Emma Spitz verpasst zwar mit einer 69er Finalrunde bei den PIF Saudi Ladies International das erhoffte Topergebnis, startet beim Millionen-Event im Riyadh GC mit einem 17. Platz aber durchaus stark in die neue LET-Saison.
Bereits im Vorjahr zeigte Emma Spitz beim mit 5 Millionen Dollar dotierten Mega-Season Opener der LET, dass sie mit dem Riyadh Golf Club durchaus gut zurechtkommt, sprang am Ende doch ein mehr als sehenswerter 8. Platz heraus. Dank Runden von 70 (-2) und 69 (-3) Schlägen lebt auch heuer die Chance auf ein Topergebnis wieder, denn als 26. weist sie vor den verbleibenden beiden Runden nur drei Schläge auf die Top 10 auf, was wohl mit zwei starken Auftritten durchaus noch aufholbar erscheint.

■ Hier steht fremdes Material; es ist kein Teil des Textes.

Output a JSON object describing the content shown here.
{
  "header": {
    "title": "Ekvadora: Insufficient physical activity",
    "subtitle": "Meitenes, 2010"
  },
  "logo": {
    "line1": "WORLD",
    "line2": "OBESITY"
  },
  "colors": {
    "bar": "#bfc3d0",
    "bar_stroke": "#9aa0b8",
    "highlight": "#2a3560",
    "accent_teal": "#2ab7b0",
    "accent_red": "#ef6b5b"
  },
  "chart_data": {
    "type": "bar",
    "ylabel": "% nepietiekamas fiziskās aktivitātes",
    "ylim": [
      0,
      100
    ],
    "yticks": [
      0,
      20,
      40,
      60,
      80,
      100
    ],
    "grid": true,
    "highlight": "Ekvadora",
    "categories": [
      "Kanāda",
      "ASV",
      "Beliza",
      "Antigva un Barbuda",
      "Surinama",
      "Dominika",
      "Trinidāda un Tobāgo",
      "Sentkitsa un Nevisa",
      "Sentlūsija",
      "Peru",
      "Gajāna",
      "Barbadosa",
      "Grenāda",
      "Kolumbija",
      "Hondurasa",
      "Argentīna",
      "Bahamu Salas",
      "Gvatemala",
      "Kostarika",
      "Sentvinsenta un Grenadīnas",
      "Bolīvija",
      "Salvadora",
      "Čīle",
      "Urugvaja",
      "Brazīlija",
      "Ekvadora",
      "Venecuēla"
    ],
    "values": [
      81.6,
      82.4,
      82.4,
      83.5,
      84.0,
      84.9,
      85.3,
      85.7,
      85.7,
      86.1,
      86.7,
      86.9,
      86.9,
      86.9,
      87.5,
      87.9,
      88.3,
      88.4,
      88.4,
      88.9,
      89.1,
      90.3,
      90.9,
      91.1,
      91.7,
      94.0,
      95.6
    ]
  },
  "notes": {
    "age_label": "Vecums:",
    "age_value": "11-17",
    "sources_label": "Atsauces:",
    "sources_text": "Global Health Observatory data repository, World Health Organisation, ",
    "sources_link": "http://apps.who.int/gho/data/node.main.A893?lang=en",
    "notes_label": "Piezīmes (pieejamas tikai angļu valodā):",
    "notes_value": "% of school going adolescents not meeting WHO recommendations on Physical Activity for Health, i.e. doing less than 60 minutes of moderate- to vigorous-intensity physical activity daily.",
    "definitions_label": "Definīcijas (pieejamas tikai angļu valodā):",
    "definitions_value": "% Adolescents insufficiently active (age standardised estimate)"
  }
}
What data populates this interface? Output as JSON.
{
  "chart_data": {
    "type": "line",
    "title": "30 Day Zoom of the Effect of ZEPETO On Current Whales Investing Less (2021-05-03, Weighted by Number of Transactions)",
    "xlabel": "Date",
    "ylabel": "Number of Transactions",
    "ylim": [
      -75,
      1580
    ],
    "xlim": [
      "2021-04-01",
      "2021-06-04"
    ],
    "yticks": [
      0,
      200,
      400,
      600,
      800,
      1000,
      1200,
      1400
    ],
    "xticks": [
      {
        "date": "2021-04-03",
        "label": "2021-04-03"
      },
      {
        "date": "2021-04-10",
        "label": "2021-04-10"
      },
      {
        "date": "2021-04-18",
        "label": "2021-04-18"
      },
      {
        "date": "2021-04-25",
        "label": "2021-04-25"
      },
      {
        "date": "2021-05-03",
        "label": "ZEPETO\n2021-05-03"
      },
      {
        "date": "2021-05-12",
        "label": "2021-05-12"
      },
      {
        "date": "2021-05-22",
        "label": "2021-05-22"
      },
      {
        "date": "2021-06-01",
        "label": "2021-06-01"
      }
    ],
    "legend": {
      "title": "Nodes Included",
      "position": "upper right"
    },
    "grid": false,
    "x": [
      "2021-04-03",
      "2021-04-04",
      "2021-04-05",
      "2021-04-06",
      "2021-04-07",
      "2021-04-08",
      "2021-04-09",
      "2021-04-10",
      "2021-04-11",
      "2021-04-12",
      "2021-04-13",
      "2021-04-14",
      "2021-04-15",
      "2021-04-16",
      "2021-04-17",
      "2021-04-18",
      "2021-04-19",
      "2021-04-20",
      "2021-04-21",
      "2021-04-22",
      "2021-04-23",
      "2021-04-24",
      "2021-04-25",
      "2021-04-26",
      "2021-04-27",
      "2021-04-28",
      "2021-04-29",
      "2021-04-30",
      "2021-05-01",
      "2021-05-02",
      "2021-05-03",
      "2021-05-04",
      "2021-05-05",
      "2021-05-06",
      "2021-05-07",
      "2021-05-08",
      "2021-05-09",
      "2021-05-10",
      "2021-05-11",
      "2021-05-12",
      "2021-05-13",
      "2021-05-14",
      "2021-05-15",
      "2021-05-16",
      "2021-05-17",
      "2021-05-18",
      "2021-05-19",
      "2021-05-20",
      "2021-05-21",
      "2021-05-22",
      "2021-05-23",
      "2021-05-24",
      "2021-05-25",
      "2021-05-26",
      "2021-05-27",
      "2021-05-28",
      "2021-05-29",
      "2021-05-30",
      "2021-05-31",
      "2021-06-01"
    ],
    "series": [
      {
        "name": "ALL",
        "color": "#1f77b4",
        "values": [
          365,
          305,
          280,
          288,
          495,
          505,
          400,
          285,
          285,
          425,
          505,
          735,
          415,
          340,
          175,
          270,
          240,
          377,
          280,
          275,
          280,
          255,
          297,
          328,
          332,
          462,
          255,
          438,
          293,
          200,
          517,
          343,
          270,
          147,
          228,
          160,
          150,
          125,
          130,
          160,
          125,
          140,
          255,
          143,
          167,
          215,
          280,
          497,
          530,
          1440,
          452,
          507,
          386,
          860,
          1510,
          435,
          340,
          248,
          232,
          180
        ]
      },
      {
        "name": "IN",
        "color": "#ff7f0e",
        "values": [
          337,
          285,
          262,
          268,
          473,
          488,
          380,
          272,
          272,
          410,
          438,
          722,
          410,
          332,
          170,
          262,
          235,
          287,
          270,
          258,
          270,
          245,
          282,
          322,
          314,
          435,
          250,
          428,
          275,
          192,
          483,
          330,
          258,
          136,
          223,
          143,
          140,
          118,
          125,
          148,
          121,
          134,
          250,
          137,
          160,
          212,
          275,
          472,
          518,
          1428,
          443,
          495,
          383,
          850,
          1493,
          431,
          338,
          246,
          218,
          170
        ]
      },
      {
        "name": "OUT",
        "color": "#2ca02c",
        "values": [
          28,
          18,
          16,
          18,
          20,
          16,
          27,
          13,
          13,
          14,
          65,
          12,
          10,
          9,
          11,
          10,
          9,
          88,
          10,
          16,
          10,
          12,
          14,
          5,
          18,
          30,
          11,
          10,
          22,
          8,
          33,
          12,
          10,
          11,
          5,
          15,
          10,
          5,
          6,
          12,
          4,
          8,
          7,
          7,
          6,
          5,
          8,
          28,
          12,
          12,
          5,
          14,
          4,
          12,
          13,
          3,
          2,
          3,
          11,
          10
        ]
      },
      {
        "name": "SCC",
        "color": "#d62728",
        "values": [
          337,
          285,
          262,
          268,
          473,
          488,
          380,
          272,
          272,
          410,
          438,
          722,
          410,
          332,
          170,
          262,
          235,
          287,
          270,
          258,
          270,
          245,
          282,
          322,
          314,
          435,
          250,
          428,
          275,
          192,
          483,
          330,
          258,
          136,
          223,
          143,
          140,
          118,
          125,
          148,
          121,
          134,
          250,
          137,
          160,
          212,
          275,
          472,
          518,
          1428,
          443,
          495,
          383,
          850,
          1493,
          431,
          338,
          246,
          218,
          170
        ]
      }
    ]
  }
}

Gleich von Beginn an macht Emma am Freitag klar wohin die Reise gehen soll, denn nach einem Birdie auf der 1, schnappt sich die Niederösterreicherin bereits auf der 3 das nächste Erfolgserlebnis und klettert so rasch spürbar im Klassement nach oben. Genug hat die ehemalige UCLA-Studentin damit aber eindeutig noch nicht, denn den starken Rhyhtmus behält sie auch weiterhin bei, stopft auch am Par 5 der 5 und der 7 die fälligen Birdieputts und knackt damit bereits die Top 10. Wie aus dem Nichts ebbt der hervorragende Schwung dann aber völlig ab. Zwar bleibt Emma die gesamte Runde über fehlerlos, kann jedoch auf den hinteren Neun nicht mehr nachsetzen und rutscht so trotz der makellosen 68 (-4) auch wieder aus den Spitzenrängen. Bei noch einigermaßen überschaubarem Rückstand asl 19. lebt die Chance auf die Top 10 aber nach wie vor.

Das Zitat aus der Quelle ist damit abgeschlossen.